Seit den 1980er Jahren wurden im Rahmen des so genannten „Sauris-Projekts“ viele der Häuser von Sauris, die das Erdbeben von 1976 überstanden hatten, durch geschickte Restaurierung wiederhergestellt, wobei ihre ursprünglichen architektonischen Merkmale erhalten blieben. Einige dieser Gebäude beherbergen heute die Unterkünfte des Hotels Albergo Diffuso Sauris.
Museen in Sauris
Sie möchten in die Geschichte von Sauris eintauchen und alles über die Traditionen und die Kultur der Gemeinde erfahren?

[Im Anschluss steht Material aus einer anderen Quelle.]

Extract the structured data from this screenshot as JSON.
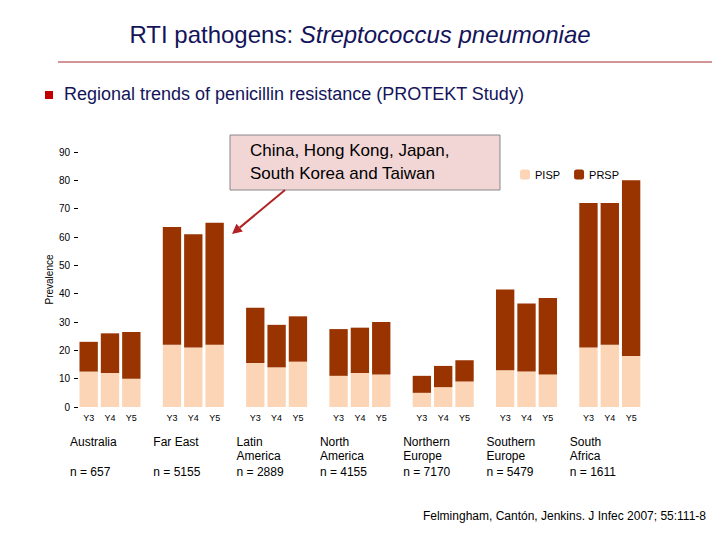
{
  "chart_data": {
    "type": "bar",
    "stacked": true,
    "title": "RTI pathogens: Streptococcus pneumoniae",
    "subtitle": "Regional trends of penicillin resistance (PROTEKT Study)",
    "annotation": "China, Hong Kong, Japan, South Korea and Taiwan",
    "source": "Felmingham, Cantón, Jenkins. J Infec 2007; 55:111-8",
    "y_label": "Prevalence",
    "ylim": [
      0,
      90
    ],
    "yticks": [
      0,
      10,
      20,
      30,
      40,
      50,
      60,
      70,
      80,
      90
    ],
    "grid": false,
    "legend": "top-right",
    "categories": [
      "Y3",
      "Y4",
      "Y5"
    ],
    "series": [
      {
        "name": "PISP",
        "color": "#fbd5b5"
      },
      {
        "name": "PRSP",
        "color": "#993300"
      }
    ],
    "groups": [
      {
        "name": "Australia",
        "n": "n = 657",
        "values": [
          [
            12.5,
            12,
            10
          ],
          [
            10.5,
            14,
            16.5
          ]
        ]
      },
      {
        "name": "Far East",
        "n": "n = 5155",
        "values": [
          [
            22,
            21,
            22
          ],
          [
            41.5,
            40,
            43
          ]
        ]
      },
      {
        "name": "Latin America",
        "n": "n = 2889",
        "values": [
          [
            15.5,
            14,
            16
          ],
          [
            19.5,
            15,
            16
          ]
        ]
      },
      {
        "name": "North America",
        "n": "n = 4155",
        "values": [
          [
            11,
            12,
            11.5
          ],
          [
            16.5,
            16,
            18.5
          ]
        ]
      },
      {
        "name": "Northern Europe",
        "n": "n = 7170",
        "values": [
          [
            5,
            7,
            9
          ],
          [
            6,
            7.5,
            7.5
          ]
        ]
      },
      {
        "name": "Southern Europe",
        "n": "n = 5479",
        "values": [
          [
            13,
            12.5,
            11.5
          ],
          [
            28.5,
            24,
            27
          ]
        ]
      },
      {
        "name": "South Africa",
        "n": "n = 1611",
        "values": [
          [
            21,
            22,
            18
          ],
          [
            51,
            50,
            62
          ]
        ]
      }
    ]
  }
}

Dann können Sie das Ethnographische Zentrum von Sauris „Haus Van Der Zahre“ besuchen: Es befindet sich in einem typischen Gebäude aus Stein und Holz in Sauris di Sopra und wurde geschaffen, um die besonderen Aspekte der lokalen Kultur zu dokumentieren, sowohl mit Dauer- als auch mit Wechselausstellungen.
Im Pfarrhaus von Sauris di Sotto ist hingegen das Historiographische Zentrum Sauris – Museo di Sant’Osvaldo untergebracht. Es erzählt die Geschichte der Gemeinde Sauris, insbesondere die des Kultes um den Heiligen Oswald, dem die gleichnamige Kirche geweiht ist. Diese war im 17. und 18. Jahrhundert ein wichtiges religiöses Zentrum für das gesamte Gebiet von Venetien und Friaul. In der Kirche werden Pergamente aus dem 15. und 16. Jahrhundert aus dem Pfarrarchiv aufbewahrt, zusammen mit Tafelsilber, Votivgaben und verschiedenen sakralen Gegenständen wie Gewändern, Vortragekreuzen, Kelchen, Kerzenständern und Reliquienschreinen, darunter auch der Reliquienschrein des Heiligen Oswald aus dem 17. Jahrhundert.
Kirchen und Wallfahrtsorte
In Sauris hat jedes Dorf seine eigene Kirche: Die zwei wichtigsten, die wahre Schätze der Kunst und des Glaubens hüten, sind die Wallfahrtskirche Sant’Osvaldo in Sauris di Sotto und die Kirche San Lorenzo in Sauris di Sopra.
Die ersten Hinweise auf ein Gebäude, das der Verehrung des Heiligen Oswald gewidmet war, die wahrscheinlich mit den österreichischen Gründern von Sauris eingeführt wurde, stammen aus der Mitte des 14. Jahrhunderts. Im 17. und 18. Jahrhundert wurde die Wallfahrtskirche Sant’Osvaldo in Sauris zu einem der berühmtesten und renommiertesten Andachtsorte der Republik Venedig, ein Ziel für Hunderte von Pilgern aus dem Friaul, dem Cadore, den Städten Venetiens und vor allem aus Venedig. Um alle Gläubigen unterzubringen, wurde das Gebäude im Laufe der Jahrhunderte mehrmals erweitert und umgestaltet. Von außen ist das Bauwerk durch den zwiebelförmigen Glockenturm gekennzeichnet.
Die dem Heiligen Laurentius geweihte Kirche, die zu Beginn des 16. Jahrhunderts an einem Hang unterhalb des Dorfes Sauris di Sopra erbaut wurde, erinnert an eine typische Alpenkirche im Stil der deutschen Gotik. Im Inneren sind zwei wertvolle Holzaltäre erhalten.